Era sexta-feira e já passava das 19h. Eu havia chegado do colégio há pouco tempo, pois havia ficado até mais tarde para terminar meu trabalho de Química que seria entregue no dia seguinte. Na cozinha, encontrei um bilhete escrito por minha mãe, uma caligrafia impecavelmente desenhada. Ao lado, havia um recipiente com bolo de carne – o melhor bolo de carne do mundo – e uma jarra com suco de laranja. O bilhete dizia que eles haviam saído para jantar com o Sr. Fisher, o chefe de meu pai, e que voltariam antes das 22h. Tomei um banho, jantei e acabei pegando no sono enquanto assistia a um programa de culinária na TV. Acordei em um salto após ouvir a campainha tocar. O relógio abaixo da TV informava as horas: 21h45.

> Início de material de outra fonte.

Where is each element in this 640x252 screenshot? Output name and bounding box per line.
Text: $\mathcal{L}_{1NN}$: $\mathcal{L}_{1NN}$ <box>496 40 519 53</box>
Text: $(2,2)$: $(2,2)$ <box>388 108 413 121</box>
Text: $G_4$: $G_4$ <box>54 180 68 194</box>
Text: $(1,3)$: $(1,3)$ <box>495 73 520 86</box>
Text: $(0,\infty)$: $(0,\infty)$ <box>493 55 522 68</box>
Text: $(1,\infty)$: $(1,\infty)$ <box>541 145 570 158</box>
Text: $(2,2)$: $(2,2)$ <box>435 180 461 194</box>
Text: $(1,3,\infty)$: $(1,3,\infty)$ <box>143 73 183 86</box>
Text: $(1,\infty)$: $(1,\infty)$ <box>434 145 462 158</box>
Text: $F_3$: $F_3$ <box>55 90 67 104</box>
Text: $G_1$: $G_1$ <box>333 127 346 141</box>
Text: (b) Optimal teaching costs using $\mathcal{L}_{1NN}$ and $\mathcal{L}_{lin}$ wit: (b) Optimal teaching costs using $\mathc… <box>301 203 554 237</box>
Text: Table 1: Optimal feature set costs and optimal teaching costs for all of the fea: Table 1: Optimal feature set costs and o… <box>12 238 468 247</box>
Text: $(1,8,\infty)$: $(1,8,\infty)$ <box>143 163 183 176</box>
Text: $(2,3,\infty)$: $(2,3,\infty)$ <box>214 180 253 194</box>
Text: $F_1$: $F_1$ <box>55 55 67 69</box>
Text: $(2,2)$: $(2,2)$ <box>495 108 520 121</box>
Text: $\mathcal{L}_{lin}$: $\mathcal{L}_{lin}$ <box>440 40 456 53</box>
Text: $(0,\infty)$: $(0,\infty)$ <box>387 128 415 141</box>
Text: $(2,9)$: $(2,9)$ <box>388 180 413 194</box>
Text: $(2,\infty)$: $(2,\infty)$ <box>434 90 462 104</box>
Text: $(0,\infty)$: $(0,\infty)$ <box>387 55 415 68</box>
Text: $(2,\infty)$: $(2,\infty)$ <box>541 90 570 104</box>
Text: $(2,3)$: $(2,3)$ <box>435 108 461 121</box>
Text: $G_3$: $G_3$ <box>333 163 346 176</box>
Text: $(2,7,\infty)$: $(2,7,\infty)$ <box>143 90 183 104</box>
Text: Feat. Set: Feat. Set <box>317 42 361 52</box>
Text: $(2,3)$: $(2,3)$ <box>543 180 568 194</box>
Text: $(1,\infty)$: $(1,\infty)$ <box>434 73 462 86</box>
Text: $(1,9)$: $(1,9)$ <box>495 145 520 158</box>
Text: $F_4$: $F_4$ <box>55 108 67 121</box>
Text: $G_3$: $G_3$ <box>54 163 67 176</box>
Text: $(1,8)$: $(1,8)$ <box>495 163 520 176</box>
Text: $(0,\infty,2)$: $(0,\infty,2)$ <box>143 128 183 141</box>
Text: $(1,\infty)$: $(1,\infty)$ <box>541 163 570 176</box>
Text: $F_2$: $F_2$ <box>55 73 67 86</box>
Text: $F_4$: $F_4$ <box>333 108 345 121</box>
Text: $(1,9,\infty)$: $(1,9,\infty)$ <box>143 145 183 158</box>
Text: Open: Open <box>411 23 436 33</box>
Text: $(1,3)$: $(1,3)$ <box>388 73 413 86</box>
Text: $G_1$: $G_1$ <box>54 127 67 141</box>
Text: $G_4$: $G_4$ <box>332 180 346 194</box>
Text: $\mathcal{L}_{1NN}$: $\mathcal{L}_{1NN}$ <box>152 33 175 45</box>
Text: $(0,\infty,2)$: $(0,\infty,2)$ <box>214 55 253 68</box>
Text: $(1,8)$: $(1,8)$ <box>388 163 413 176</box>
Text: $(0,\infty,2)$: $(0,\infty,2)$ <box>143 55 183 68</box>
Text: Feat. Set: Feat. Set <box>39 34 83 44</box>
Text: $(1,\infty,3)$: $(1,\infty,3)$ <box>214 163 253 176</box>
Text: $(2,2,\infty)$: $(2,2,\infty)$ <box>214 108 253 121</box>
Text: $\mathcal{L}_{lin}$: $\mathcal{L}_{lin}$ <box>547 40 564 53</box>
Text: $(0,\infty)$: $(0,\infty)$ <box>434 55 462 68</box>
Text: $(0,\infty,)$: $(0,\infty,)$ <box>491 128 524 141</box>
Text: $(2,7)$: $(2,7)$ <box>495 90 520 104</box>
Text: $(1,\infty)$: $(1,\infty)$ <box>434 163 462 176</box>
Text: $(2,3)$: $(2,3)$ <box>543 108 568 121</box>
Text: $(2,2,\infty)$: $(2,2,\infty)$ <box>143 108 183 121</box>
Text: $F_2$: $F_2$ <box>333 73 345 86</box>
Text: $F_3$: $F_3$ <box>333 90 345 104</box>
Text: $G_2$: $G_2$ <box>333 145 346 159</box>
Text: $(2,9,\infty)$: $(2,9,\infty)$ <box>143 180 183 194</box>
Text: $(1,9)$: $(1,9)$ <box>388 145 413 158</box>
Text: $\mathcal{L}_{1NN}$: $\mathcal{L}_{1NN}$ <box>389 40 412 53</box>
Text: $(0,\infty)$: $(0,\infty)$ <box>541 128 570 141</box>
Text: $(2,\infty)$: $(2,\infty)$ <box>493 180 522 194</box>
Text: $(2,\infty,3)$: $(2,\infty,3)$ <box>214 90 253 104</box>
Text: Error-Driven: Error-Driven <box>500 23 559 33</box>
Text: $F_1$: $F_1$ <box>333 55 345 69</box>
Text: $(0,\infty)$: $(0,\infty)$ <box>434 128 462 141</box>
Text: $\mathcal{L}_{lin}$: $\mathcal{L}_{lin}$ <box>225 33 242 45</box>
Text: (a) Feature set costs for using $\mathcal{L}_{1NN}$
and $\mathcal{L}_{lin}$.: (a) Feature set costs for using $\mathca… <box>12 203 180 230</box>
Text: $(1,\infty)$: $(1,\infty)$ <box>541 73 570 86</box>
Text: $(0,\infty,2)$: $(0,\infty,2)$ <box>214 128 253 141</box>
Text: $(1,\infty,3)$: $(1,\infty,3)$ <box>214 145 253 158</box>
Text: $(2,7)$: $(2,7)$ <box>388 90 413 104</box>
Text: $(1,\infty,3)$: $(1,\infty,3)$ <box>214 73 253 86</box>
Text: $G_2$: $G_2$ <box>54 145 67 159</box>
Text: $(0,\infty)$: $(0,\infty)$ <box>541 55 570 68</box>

Meus pais devem ter se esquecido das chaves. – eu pensei.

Ainda sonolenta, caminhei até a porta e para minha surpresa não eram eles. Lembro-me de ficar na dúvida sobre quem realmente eram aquelas pessoas que eu via pelo olho mágico, mas só após alguns segundos me dei conta de que eram Martin e Kelly, amigos dos meus pais, que frequentemente vinham aos jantares promovidos por minha mãe. Abri a porta e pudê vê-los com mais clareza:

― Boa noite, Abby. Podemos entrar? – Kelly disse com a voz calma.

― Meus pais não vieram com vocês? – perguntei.

― Podemos conversar? – foi a vez de Martin dizer.

Eu senti meu rosto corar e meu coração acelerar. No fundo eu parecia sentir o que vinha a seguir. Eu dei passagem para que eles entrassem e fomos em direção à sala. Eu já sentia uma enorme vontade de chorar, mesmo não sabendo o motivo daquela visita. Sentamos-nos de frente uns para os outros e após os dois se entreolharem, Kelly começou a dizer:

― Aconteceu uma coisa muito desagradável, querida. – ela fez uma pausa e quando percebeu que eu não diria nada, continuou – Seus pais sofreram um acidente enquanto voltavam para casa.

― Onde eles estão? – eu perguntei já sentindo minha voz embargar.

― No hospital. Precisamos que você venha conosco, pode ser? – ela respondeu calmamente.

― Sim. Mas como eles estão?

― É melhor irmos agora, Abby. – Martin disse se levantando e tocando meu ombro.

Eu percebi que eles não haviam respondido a minha pergunta e aquilo era o que eu mais temia. Vesti um casaco e seguimos em direção ao hospital. O silêncio dentro do carro era perturbador e eu sentia as lágrimas rolarem pelo meu rosto. No fundo eu sabia que não veria meus pais novamente.

Chegamos ao hospital e rapidamente seguimos em direção à emergência. Não reconheci nenhum rosto ali presente, mas todos pareciam me olhar com pena. Levaram-nos até uma pequena sala fria e branca onde um homem, já de idade, nos esperava. Ele vestia-se todo de branco e deduzi que aquele era o médico que tratava dos meus pais. Kelly passou o braço pelos meus ombros, como se estivesse se preparando para me segurar caso eu caísse, Martin me apresentou para o médico e após um longo suspiro e uma coçada na garganta ele começou a dizer:

― Olá, Abby. Sou o Dr. Morrison. – ele disse me estendendo a mão.

― Onde estão meus pais. Eu preciso vê-los agora! – senti minha voz se alterar.

― Infelizmente não será possível – ele disse sem mudar seu tom de voz – O acidente foi muito grave e eles não sobreviveram.

Aquelas palavras duras e pesadas caíram sobre mim como um peso de uma tonelada e o tempo pareceu parar. Sentei-me na cadeira a minha frente e as lágrimas que antes eram tímidas, começaram a cair descontroladamente. Martin trouxe um copo de água, que parecia já estar a minha espera e após um breve gole, me levantei indo em direção à porta:

― Eu preciso vê-los! – eu bradei.

Martin me segurou delicadamente e eu me afundei em seu ombro chorando inconsolavelmente. Não me lembro do que aconteceu depois, mas Kelly me disse, depois de algum tempo, que foi necessário me dar um calmante para que eu dormisse naquela noite.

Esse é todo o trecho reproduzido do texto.